下水道

水循環基本計画

1)概要
 水循環基本計画は水循環基本法(平成26年法律第16号)に基づき、水循環に関する施策を集中的かつ総合的に推進するため、内閣に水循環政策本部が設置されています。水循環基本計画は、平成27年7月10日に閣議決定されました。
(首相官邸HP:https://www.kantei.go.jp/jp/singi/mizu_junkan/kihon_keikaku.html )
 


2)下水道に関連する主な記載
 
第2部 水循環に関する施策に関し、政府が総合的かつ計画的に講ずべき施策
 
1 流域連携の推進等 -流域の総合的かつ一体的な管理の枠組み-
(3) 流域水循環協議会の設置と流域水循環計画の策定
○ 地方公共団体、国等は、既存の流域連携に係る取組状況など地域の実情に応じて、流域単位を基本として、地方公共団体、国の地方支分部局、有識者、利害関係者(上流の森林から下流の沿岸域までの流域において利水・水の涵養・水環境等に関わる事業者、団体、住民等)等から構成される流域水循環協議会の設置と流域マネジメントを推進するよう努めるものとする。
○ 流域水循環協議会は、水循環に関する施策を推進するため、関係者の連携及び協力の下、水循環に関する様々な情報(水量、水質、水利用、地下水の状況、環境等)を共有し、流域の特性や既存の他の計画等を十分に踏まえつつ、流域水循環計画を策定する。なお、当該計画の策定の進め方は、計画の目的や対象範囲の大きさに応じて、流域水循環協議会を構成する関係者で決定する。

(4) 流域水循環計画
○ 流域水循環計画には、[1]現在及び将来の課題、[2]理念や将来目指す姿、[3]健全な水循環の維持又は回復に関する目標、[4]目標を達成するために実施する施策、[5]健全な水循環の状態や計画の進捗状況を表す指標、等を地域の実情に応じて段階的に設定する。
○ 森林、河川、農地、下水道、環境等の水循環に関する各種施策については、流域水循環計画で示される基本的な方針の下に有機的な連携が図られるよう、関係者は相互に協力し、実施する。

2 貯留・涵養機能の維持及び向上
○ 民間等による雨水貯留浸透施設の設置を促進するなど、雨水の適切な貯留・涵養を推進することで、浸水被害の軽減を図るとともに、水辺空間の創出などの取組を推進する。

3 水の適正かつ有効な利用の促進等
(1)安定した水供給・排水の確保等
ア 安全で良質な水の確保
○ 生活排水対策として、持続的な汚水処理システムの構築に向け、下水道、集落排水施設、浄化槽のそれぞれの有する特性、経済性等を総合的に勘案して、効率的な整備・運営管理手法を選定した都道府県構想に基づき、適切な役割分担の下での計画的な実施を促進する。
イ 災害への対応
○ 国、地方公共団体等は、広域的な大規模災害時においても給水・排水を確保するため、水道施設における他の系統から送配水が可能となる水供給システムや貯留施設の整備の推進、応急給水等の体制の強化や汚水処理施設におけるネットワークの相互補完化等を実施するよう努めるものとする。

(3)水インフラの戦略的な維持管理・更新等
○ 国、地方公共団体等は、施設機能の監視・診断等によるリスク管理や情報基盤の整備・活用を行いつつ、施設の戦略的な維持管理・更新(老朽化対策)を実施するよう努めるものとする。
○ 水道事業、下水道事業、工業用水道事業等の事業基盤の強化のため、今後の人口規模等を見据え、地域の状況に応じた施設整備や事業運営が必要となる。
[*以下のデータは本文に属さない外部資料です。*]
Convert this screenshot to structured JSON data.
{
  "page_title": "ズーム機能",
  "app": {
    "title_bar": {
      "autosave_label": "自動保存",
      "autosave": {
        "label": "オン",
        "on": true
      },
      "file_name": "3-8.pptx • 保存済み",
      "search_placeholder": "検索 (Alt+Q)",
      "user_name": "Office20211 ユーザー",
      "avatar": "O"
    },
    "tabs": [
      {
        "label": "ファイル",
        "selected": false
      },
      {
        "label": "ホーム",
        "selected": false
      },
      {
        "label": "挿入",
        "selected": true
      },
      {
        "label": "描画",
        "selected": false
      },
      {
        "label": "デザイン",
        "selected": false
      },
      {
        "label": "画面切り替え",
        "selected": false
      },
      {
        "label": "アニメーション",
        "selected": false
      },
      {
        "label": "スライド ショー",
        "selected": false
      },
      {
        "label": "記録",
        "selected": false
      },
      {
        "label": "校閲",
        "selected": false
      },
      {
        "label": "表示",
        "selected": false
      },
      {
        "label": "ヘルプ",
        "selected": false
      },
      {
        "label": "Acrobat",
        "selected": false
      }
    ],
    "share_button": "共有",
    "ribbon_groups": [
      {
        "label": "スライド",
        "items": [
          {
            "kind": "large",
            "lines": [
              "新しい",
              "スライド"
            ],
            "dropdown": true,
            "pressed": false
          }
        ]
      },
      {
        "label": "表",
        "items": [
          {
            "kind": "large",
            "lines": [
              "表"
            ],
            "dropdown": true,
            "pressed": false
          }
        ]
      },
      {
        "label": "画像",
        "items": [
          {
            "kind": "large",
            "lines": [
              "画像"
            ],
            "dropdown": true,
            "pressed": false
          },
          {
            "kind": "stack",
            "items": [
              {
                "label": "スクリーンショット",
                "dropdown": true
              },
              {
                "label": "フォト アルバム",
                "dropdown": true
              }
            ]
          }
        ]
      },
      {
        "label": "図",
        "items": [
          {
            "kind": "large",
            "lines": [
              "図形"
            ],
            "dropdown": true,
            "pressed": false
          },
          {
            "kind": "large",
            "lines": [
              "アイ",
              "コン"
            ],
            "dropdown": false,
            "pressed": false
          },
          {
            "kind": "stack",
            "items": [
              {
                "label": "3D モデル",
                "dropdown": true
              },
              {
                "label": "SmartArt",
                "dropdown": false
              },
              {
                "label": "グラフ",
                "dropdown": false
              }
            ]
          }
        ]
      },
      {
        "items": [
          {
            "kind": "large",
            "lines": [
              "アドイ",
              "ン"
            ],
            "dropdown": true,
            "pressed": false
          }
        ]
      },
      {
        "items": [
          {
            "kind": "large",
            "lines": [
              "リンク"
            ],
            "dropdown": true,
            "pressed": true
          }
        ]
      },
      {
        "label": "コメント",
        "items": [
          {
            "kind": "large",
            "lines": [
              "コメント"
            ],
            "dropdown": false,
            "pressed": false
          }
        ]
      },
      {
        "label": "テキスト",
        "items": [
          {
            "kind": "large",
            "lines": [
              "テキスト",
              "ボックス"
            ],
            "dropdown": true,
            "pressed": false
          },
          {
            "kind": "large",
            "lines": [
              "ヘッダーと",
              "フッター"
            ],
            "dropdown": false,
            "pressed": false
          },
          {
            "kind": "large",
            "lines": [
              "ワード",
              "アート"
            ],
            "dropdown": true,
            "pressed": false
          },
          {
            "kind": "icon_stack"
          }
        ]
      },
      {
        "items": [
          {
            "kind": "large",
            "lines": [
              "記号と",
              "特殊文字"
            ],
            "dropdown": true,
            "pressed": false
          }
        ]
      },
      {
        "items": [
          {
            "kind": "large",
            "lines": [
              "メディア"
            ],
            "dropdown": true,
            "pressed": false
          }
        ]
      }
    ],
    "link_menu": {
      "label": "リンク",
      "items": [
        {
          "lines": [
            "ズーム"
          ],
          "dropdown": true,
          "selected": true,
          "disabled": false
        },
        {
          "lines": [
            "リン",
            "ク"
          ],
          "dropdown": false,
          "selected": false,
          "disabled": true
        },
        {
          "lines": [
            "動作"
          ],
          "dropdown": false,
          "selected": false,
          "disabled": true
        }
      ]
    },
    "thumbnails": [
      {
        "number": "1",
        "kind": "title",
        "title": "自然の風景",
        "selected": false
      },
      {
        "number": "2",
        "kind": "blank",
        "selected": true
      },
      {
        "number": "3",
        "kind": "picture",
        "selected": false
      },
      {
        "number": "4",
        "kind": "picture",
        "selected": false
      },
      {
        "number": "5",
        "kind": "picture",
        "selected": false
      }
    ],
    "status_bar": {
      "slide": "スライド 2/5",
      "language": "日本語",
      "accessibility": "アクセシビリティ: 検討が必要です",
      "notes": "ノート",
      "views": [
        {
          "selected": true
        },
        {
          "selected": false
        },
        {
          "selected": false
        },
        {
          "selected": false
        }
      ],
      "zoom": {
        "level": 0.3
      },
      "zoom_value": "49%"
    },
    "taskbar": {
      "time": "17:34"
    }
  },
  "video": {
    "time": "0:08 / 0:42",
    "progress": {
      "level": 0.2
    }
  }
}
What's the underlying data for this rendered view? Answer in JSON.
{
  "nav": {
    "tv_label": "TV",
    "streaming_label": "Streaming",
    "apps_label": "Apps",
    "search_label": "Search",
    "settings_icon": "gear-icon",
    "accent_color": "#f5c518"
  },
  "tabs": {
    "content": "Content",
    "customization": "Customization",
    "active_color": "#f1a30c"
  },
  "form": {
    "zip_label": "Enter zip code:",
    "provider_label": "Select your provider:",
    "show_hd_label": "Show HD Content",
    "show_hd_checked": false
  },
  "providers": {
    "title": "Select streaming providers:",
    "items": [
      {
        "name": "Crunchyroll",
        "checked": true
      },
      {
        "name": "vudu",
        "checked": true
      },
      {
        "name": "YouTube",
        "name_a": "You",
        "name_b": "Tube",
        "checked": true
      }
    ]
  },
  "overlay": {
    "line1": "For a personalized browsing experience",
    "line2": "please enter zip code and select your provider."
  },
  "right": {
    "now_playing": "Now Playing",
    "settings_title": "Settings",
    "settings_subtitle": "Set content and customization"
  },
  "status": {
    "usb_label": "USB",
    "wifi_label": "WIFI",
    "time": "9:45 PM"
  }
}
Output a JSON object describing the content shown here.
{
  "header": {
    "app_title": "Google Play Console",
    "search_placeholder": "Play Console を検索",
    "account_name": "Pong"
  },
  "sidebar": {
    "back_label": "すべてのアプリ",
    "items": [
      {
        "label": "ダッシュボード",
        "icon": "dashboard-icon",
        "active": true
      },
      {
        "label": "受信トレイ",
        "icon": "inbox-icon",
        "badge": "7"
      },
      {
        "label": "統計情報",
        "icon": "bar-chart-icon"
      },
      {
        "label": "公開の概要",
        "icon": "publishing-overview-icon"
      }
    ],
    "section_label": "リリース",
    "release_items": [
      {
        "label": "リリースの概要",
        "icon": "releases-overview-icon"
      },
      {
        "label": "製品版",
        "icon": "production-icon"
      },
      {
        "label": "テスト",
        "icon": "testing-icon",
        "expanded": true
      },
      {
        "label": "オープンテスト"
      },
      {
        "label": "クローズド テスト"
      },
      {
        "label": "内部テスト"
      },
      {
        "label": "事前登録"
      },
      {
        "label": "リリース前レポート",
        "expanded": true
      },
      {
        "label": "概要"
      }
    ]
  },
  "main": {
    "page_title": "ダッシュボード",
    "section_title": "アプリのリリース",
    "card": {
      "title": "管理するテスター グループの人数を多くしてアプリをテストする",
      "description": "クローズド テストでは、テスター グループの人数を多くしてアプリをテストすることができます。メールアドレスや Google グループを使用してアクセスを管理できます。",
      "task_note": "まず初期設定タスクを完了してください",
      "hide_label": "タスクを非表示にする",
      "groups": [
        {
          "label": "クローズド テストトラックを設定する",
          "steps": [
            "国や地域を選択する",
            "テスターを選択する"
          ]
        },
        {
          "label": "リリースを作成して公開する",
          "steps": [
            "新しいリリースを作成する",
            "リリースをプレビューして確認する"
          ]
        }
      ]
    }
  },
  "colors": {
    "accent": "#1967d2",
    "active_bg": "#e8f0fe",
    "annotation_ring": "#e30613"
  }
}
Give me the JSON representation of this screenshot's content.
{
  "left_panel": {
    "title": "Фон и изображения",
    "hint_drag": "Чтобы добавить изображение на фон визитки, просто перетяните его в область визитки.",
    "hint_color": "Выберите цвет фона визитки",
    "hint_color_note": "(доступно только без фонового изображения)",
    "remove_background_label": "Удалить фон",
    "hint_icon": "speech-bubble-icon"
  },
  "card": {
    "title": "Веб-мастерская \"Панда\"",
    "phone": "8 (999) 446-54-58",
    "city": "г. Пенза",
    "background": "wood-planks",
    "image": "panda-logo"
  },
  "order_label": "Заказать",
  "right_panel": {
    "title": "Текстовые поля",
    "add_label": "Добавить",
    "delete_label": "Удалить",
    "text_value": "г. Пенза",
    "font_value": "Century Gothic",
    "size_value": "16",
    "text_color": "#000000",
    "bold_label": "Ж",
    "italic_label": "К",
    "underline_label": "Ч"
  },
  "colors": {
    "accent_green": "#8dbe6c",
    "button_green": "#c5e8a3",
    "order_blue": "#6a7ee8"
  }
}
このため、必要に応じ、更新等に合わせて、施設の統廃合やダウンサイジング、広域化等による施設の再構築、経営の統合や管理の共同化・合理化を図るとともに、民間の経営ノウハウ、資金力、技術力の活用を図るための官民連携の支援を行う。
○ 河川管理施設・下水道施設の戦略的な維持管理・更新等のため、次世代社会インフラ用ロボットなどの新技術を活用した点検・診断技術の開発・導入等を推進する。

(4)水の効率的な利用と有効利用
イ 雨水・再生水の利用促進
(雨水利用)
○ 水資源の有効利用を図り、併せて下水道、河川等への流出の抑制に寄与することを目的とした雨水の利用の推進に関する法律(平成26年法律第17号)に基づく建築物を整備する場合の雨水の利用のための施設の設置や下水道施設を活用した雨水の利用を推進する。また、広報活動等を通じた普及啓発を推進する。
(再生水利用)
○ 渇水時等に下水処理水を緊急的に利用するための設備の整備等を推進する。
○ 再生水の利用促進のため、より高効率な膜処理技術などの水処理技術、水質の適正なモニタリング技術等の活用を推進する。

(5)水環境
(汚濁負荷軽減等)
○ 生活排水対策として、持続的な汚水処理システムの構築に向け、下水道、集落排水施設、浄化槽のそれぞれの有する特性、経済性等を総合的に勘案して、効率的な整備・運営管理手法を選定した都道府県構想に基づき、適切な役割分担の下での計画的な実施を促進する。
○ 合流式下水道については、その汚濁負荷の分流式下水道並みへの改善対策を推進する。また、放流先水域の水利用への影響を把握した上で、必要に応じた対策を推進する。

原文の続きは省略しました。